Concurrently, a new wave of globalization driven by platforms, data, and algorithms
is emerging. AI is reshaping the logic of value chain division, concentrating high-
value-added segments in technology- and knowledge-intensive domains. Through
cross-border digital platforms and intelligent service networks, enterprises can
effortlessly achieve global market coverage and resource coordination. For instance,
multinational tech platforms like Amazon, Alibaba, and ByteDance leverage AI to
achieve supply chain coordination, targeted user services, and precise product
recommendations. This new globalization no longer relies on physical factories and
traditional cross-border investments but centers on the cross-border flow of data,
platforms, and algorithmic capabilities. Simultaneously, global value chains are
progressively moving toward “intelligent, short-chain, and regionalized” structures.
AI enables enterprises to achieve higher efficiency in smaller production units,
disrupting the traditional logic of economies of scale. Concurrently, amid rising global
uncertainties—such as geopolitical tensions, climate risks, and public health crises—
businesses increasingly favor multi-hub, distributed regional supply chains to enhance
resilience and controllability. This trend drives the evolution of global value chains
from “cross-continental mass outsourcing” toward “regional collaborative networks.”
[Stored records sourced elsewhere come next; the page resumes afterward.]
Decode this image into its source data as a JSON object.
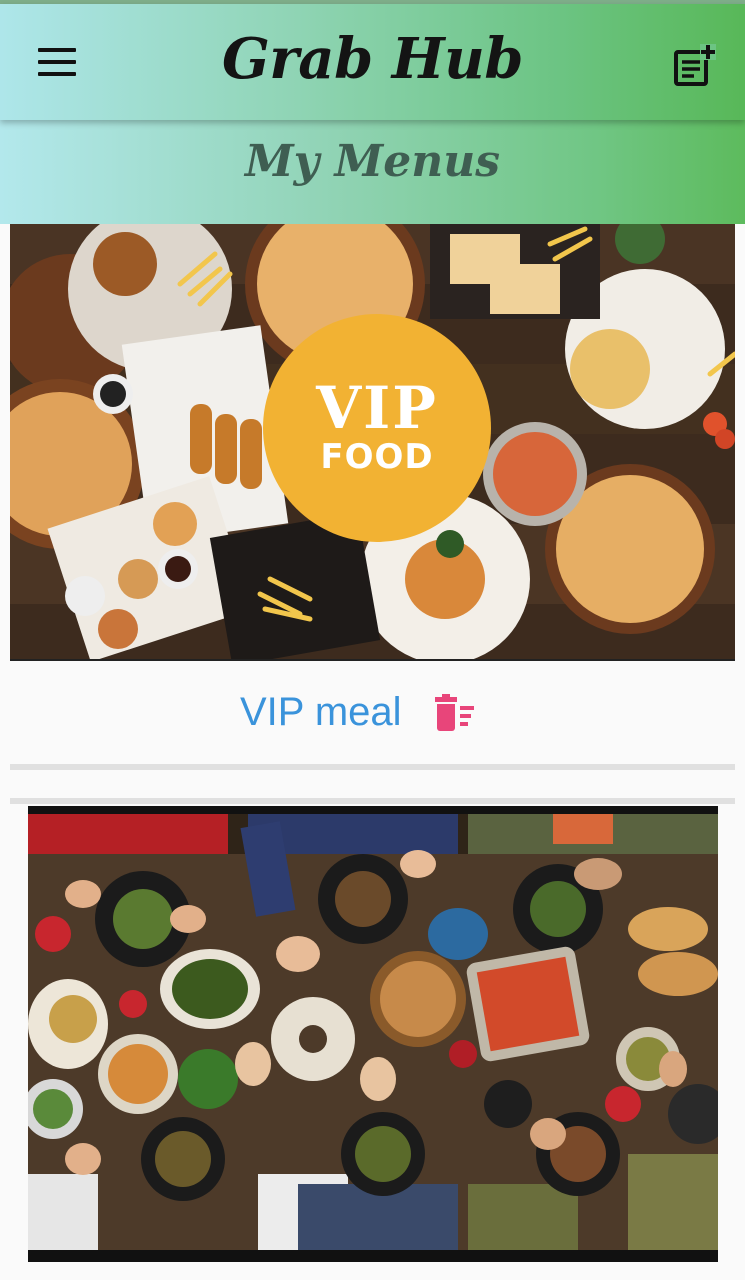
{
  "app_bar": {
    "title": "Grab Hub",
    "menu_icon": "hamburger-menu-icon",
    "action_icon": "note-add-icon"
  },
  "page": {
    "subtitle": "My Menus"
  },
  "menus": [
    {
      "badge_line1": "VIP",
      "badge_line2": "FOOD",
      "name": "VIP meal",
      "delete_icon": "delete-sweep-icon"
    }
  ],
  "colors": {
    "accent_blue": "#3a93db",
    "delete_pink": "#e8457a",
    "badge_gold": "#f2b233"
  }
}
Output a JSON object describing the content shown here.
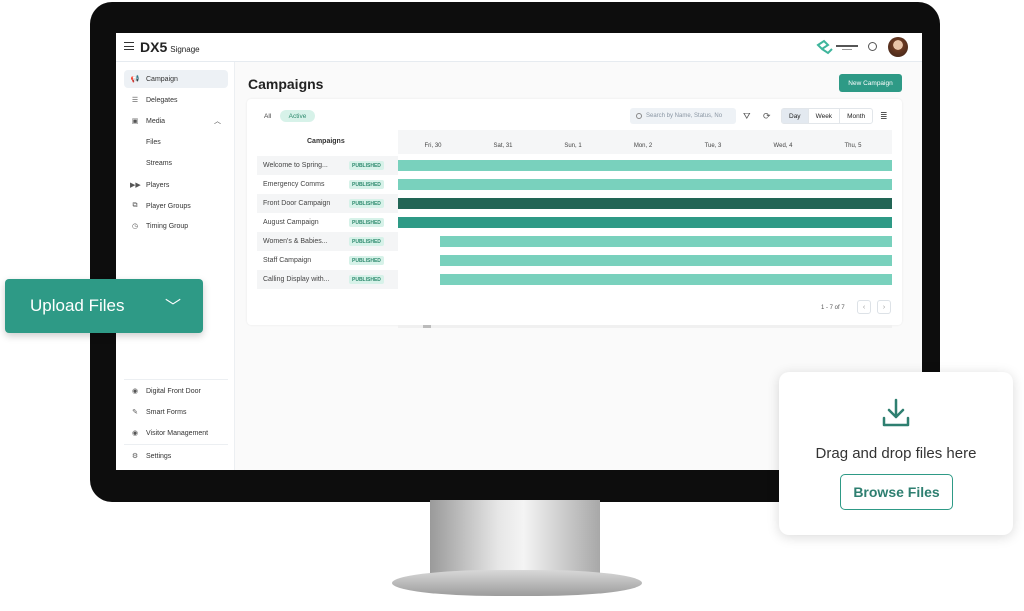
{
  "app": {
    "brand": "DX5",
    "brand_sub": "Signage",
    "logo_text": "SPRING RIVER"
  },
  "sidebar": {
    "items": [
      {
        "label": "Campaign",
        "icon": "megaphone-icon",
        "glyph": "📢"
      },
      {
        "label": "Delegates",
        "icon": "list-play-icon",
        "glyph": "☰"
      },
      {
        "label": "Media",
        "icon": "image-icon",
        "glyph": "▣"
      },
      {
        "label": "Files"
      },
      {
        "label": "Streams"
      },
      {
        "label": "Players",
        "icon": "fast-forward-icon",
        "glyph": "▶▶"
      },
      {
        "label": "Player Groups",
        "icon": "hierarchy-icon",
        "glyph": "⧉"
      },
      {
        "label": "Timing Group",
        "icon": "clock-icon",
        "glyph": "◷"
      }
    ],
    "bottom": [
      {
        "label": "Digital Front Door",
        "icon": "user-circle-icon",
        "glyph": "◉"
      },
      {
        "label": "Smart Forms",
        "icon": "form-icon",
        "glyph": "✎"
      },
      {
        "label": "Visitor Management",
        "icon": "user-circle-icon",
        "glyph": "◉"
      },
      {
        "label": "Settings",
        "icon": "gear-icon",
        "glyph": "⚙"
      }
    ]
  },
  "page": {
    "title": "Campaigns",
    "new_button": "New Campaign"
  },
  "filters": {
    "all": "All",
    "active": "Active",
    "search_placeholder": "Search by Name, Status, No",
    "views": [
      "Day",
      "Week",
      "Month"
    ],
    "selected_view": "Day"
  },
  "table": {
    "column": "Campaigns",
    "days": [
      "Fri, 30",
      "Sat, 31",
      "Sun, 1",
      "Mon, 2",
      "Tue, 3",
      "Wed, 4",
      "Thu, 5"
    ],
    "rows": [
      {
        "name": "Welcome to Spring...",
        "status": "PUBLISHED",
        "start_day": 0,
        "color": "#79d1bd"
      },
      {
        "name": "Emergency Comms",
        "status": "PUBLISHED",
        "start_day": 0,
        "color": "#79d1bd"
      },
      {
        "name": "Front Door Campaign",
        "status": "PUBLISHED",
        "start_day": 0,
        "color": "#226555"
      },
      {
        "name": "August Campaign",
        "status": "PUBLISHED",
        "start_day": 0,
        "color": "#2e9a86"
      },
      {
        "name": "Women's & Babies...",
        "status": "PUBLISHED",
        "start_day": 0.6,
        "color": "#79d1bd"
      },
      {
        "name": "Staff Campaign",
        "status": "PUBLISHED",
        "start_day": 0.6,
        "color": "#79d1bd"
      },
      {
        "name": "Calling Display with...",
        "status": "PUBLISHED",
        "start_day": 0.6,
        "color": "#79d1bd"
      }
    ]
  },
  "pagination": {
    "text": "1 - 7 of 7",
    "prev": "‹",
    "next": "›"
  },
  "upload": {
    "label": "Upload Files",
    "chevron": "⌄"
  },
  "dropzone": {
    "text": "Drag and drop files here",
    "button": "Browse Files"
  },
  "colors": {
    "accent": "#2e9a86"
  }
}
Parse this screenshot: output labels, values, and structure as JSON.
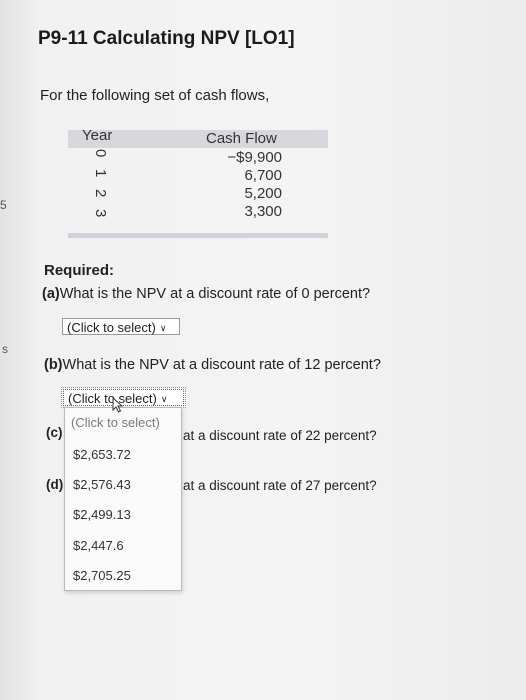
{
  "margin_marks": {
    "left_top": "5",
    "left_bottom": "s"
  },
  "title": "P9-11 Calculating NPV [LO1]",
  "intro": "For the following set of cash flows,",
  "cash_flows": {
    "headers": {
      "year": "Year",
      "flow": "Cash Flow"
    },
    "years": [
      "0",
      "1",
      "2",
      "3"
    ],
    "values": [
      "−$9,900",
      "6,700",
      "5,200",
      "3,300"
    ]
  },
  "required": "Required:",
  "questions": {
    "a": {
      "label": "(a)",
      "text": "What is the NPV at a discount rate of 0 percent?",
      "select_value": "(Click to select)"
    },
    "b": {
      "label": "(b)",
      "text": "What is the NPV at a discount rate of 12 percent?",
      "select_value": "(Click to select)"
    },
    "c": {
      "label": "(c)",
      "text": "at a discount rate of 22 percent?"
    },
    "d": {
      "label": "(d)",
      "text": "at a discount rate of 27 percent?"
    }
  },
  "dropdown_options": [
    "(Click to select)",
    "$2,653.72",
    "$2,576.43",
    "$2,499.13",
    "$2,447.6",
    "$2,705.25"
  ]
}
Furthermore, international trade patterns are taking on a new form characterized by
the “tripartite convergence of goods, services, and data”. The cross-border flow of
new digital assets—such as AI algorithms, SaaS platforms, and virtual products—is
becoming increasingly frequent. Data and services are gradually replacing traditional
physical goods as core components of global trade. This shift signals a transformation
in the focus of global trade, evolving from the “manufacturing-transportation-sales”
chain toward an “algorithm-distribution-experience” model.
Overall, AI and robotics are propelling global trade from traditional “industry-driven
globalization” toward a “technology-driven regionalization-platforming-intelligence
convergence” model. This trend will profoundly reshape nations' positions and roles
within global trade networks, while also presenting entirely new demands for
policymakers and corporate strategic planning.